Edinburgh’s hotel sector has shown strong signs of recovery from the pandemic, even before COP26 room rates were taken into account, according to PwC.
Its latest UK Hotels Forecast predicts that 2022 will remain challenging year for Scotland’s hoteliers, including this year’s demand for domestic holidays, resulting in Edinburgh’s hotel sector bouncing back.
The report shows that Glasgow and Aberdeen face a more challenging path back to pre-pandemic levels than the capital, although figures for August show that all three Scottish cities measured are recovering.
For the year to August, the average daily rate charged for a room in Edinburgh recovered slightly to £86.42 – a 21.3% increase on the same time last year, when the pandemic saw average rates fall by a third.
The revenue per available room (RevPAR) for the year to August increased by 20.8% to £36.06, which is still down on long-term trends. This was in part due to an occupancy rate of just 41.7%, which is in line with the previous year.
PwC’s forecast found that studying August by itself, Edinburgh saw occupancy rates of 70% compared with 49.8% the previous August. This led to a RevPAR increase of 119.4% – reaching £81.99 – ahead of pre-pandemic levels.
However Edinburgh, which has long been among the most expensive cities in the UK to spend the night, has fallen behind a number of English towns and cities, including Brighton (£120) and York (£107.44), which have usurped London (£91.68) as the most expensive places to stay, on the back of increased demand for domestic tourism.
Glasgow is expected to see a huge economic benefit from COP26, but this year so far has been less impressive. Overall in the year to August its RevPAR was £23.32, down 5.2% on the year to August 2020, and less than half of the £52.57 recorded pre-pandemic.
Occupancy in Glasgow also fell, down 9.4% to 36.4% but the average daily rate of a stay climbed to £64.10 from £61.27.
PwC found more encouraging signs from the August figures, with RevPAR in that month almost doubled against the previous August, to £44.57. Comparing August 2021 with the previous August, occupancy rates increased from 38.5% to 62.3%.
In Aberdeen, the RevPAR climbed 9.2% to £25.91 with occupancy up 13.7% to 48.8%. The only metric where Aberdeen lost ground on the previous year was average daily rate, which fell by 3.9% to £25.91.

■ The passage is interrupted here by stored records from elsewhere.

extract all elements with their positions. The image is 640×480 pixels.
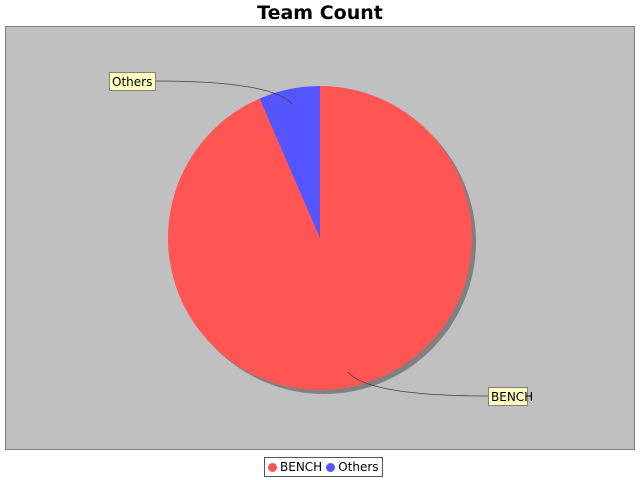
pie-slice-bench [168,86,473,390]
pie-label-others: Others [112,75,152,89]
pie-label-bench: BENCH [491,390,533,404]
legend-label-bench: BENCH [280,460,323,474]
chart-title: Team Count [257,2,383,24]
legend-swatch-bench [268,462,277,472]
legend-item-bench: BENCH [268,460,322,474]
pie-link-bench [347,371,489,397]
pie-link-others [154,80,293,105]
legend: BENCH Others [264,457,383,477]
pie-label-box-others [109,72,156,91]
pie-label-box-bench [488,387,528,406]
pie-slice-others [259,86,320,238]
legend-swatch-others [326,462,336,472]
legend-label-others: Others [338,460,379,474]
legend-item-others: Others [326,460,379,474]
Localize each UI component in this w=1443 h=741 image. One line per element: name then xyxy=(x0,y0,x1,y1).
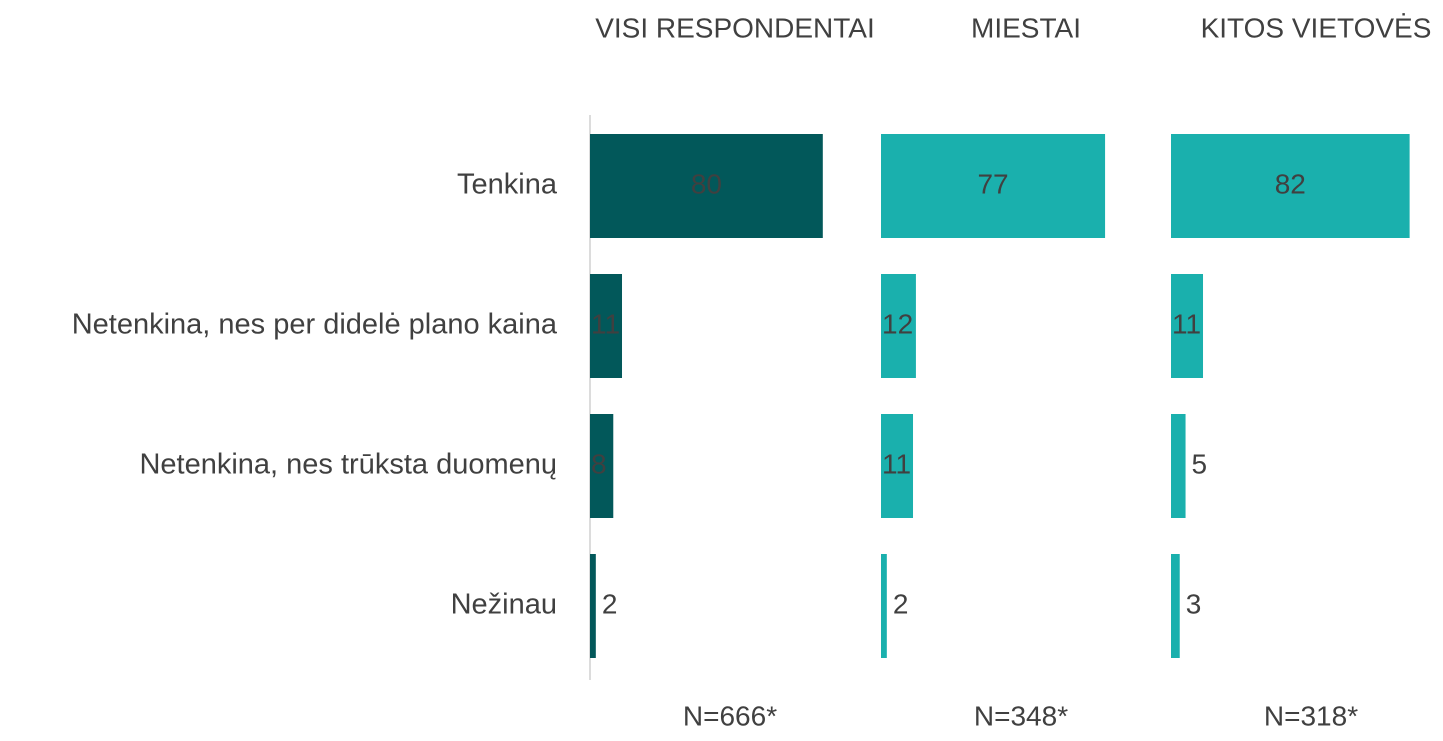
panel-title: VISI RESPONDENTAI xyxy=(595,12,875,43)
category-label: Nežinau xyxy=(451,589,557,621)
bar xyxy=(881,134,1106,238)
bar xyxy=(1171,274,1204,378)
bar xyxy=(881,274,916,378)
sample-size: N=318* xyxy=(1264,700,1358,731)
value-label: 80 xyxy=(691,168,722,199)
value-label: 2 xyxy=(602,588,618,619)
bar xyxy=(590,414,614,518)
bar xyxy=(590,134,823,238)
bar xyxy=(1171,134,1410,238)
bar xyxy=(590,274,623,378)
value-label: 11 xyxy=(591,308,620,339)
value-label: 8 xyxy=(591,448,607,479)
bar xyxy=(881,554,887,658)
value-label: 2 xyxy=(893,588,909,619)
value-label: 11 xyxy=(1172,308,1201,339)
value-label: 5 xyxy=(1192,448,1208,479)
sample-size: N=666* xyxy=(683,700,777,731)
category-label: Netenkina, nes trūksta duomenų xyxy=(139,449,557,481)
bar xyxy=(590,554,596,658)
value-label: 11 xyxy=(882,448,911,479)
bar xyxy=(881,414,914,518)
value-label: 12 xyxy=(882,308,913,339)
panel-title: MIESTAI xyxy=(971,12,1081,43)
bar xyxy=(1171,554,1180,658)
category-label: Netenkina, nes per didelė plano kaina xyxy=(72,309,558,341)
category-label: Tenkina xyxy=(457,169,558,201)
value-label: 82 xyxy=(1275,168,1306,199)
value-label: 3 xyxy=(1186,588,1202,619)
value-label: 77 xyxy=(977,168,1008,199)
bar xyxy=(1171,414,1186,518)
sample-size: N=348* xyxy=(974,700,1068,731)
panel-title: KITOS VIETOVĖS xyxy=(1201,12,1432,43)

Like Edinburgh and Glasgow, August in isolation showed a different picture, it found that occupancy rates were up 85.2% to 66.8%, and RevPAR increased from just £19.70 to £37.43, giving the city’s hoteliers reasons for optimism.
Claire Reid, regional leader for PwC in Scotland, said: “The hotel sector has been shaken by the pandemic, but the underlying reasons for visiting Scotland remain, and as we have emerged from lockdowns we are seeing visitors make their way back – driven by domestic tourists from other parts of the UK.
“August figures give cause for optimism but the speed of recovery in Scotland will depend on a number of factors including the return of international tourism and business travellers.”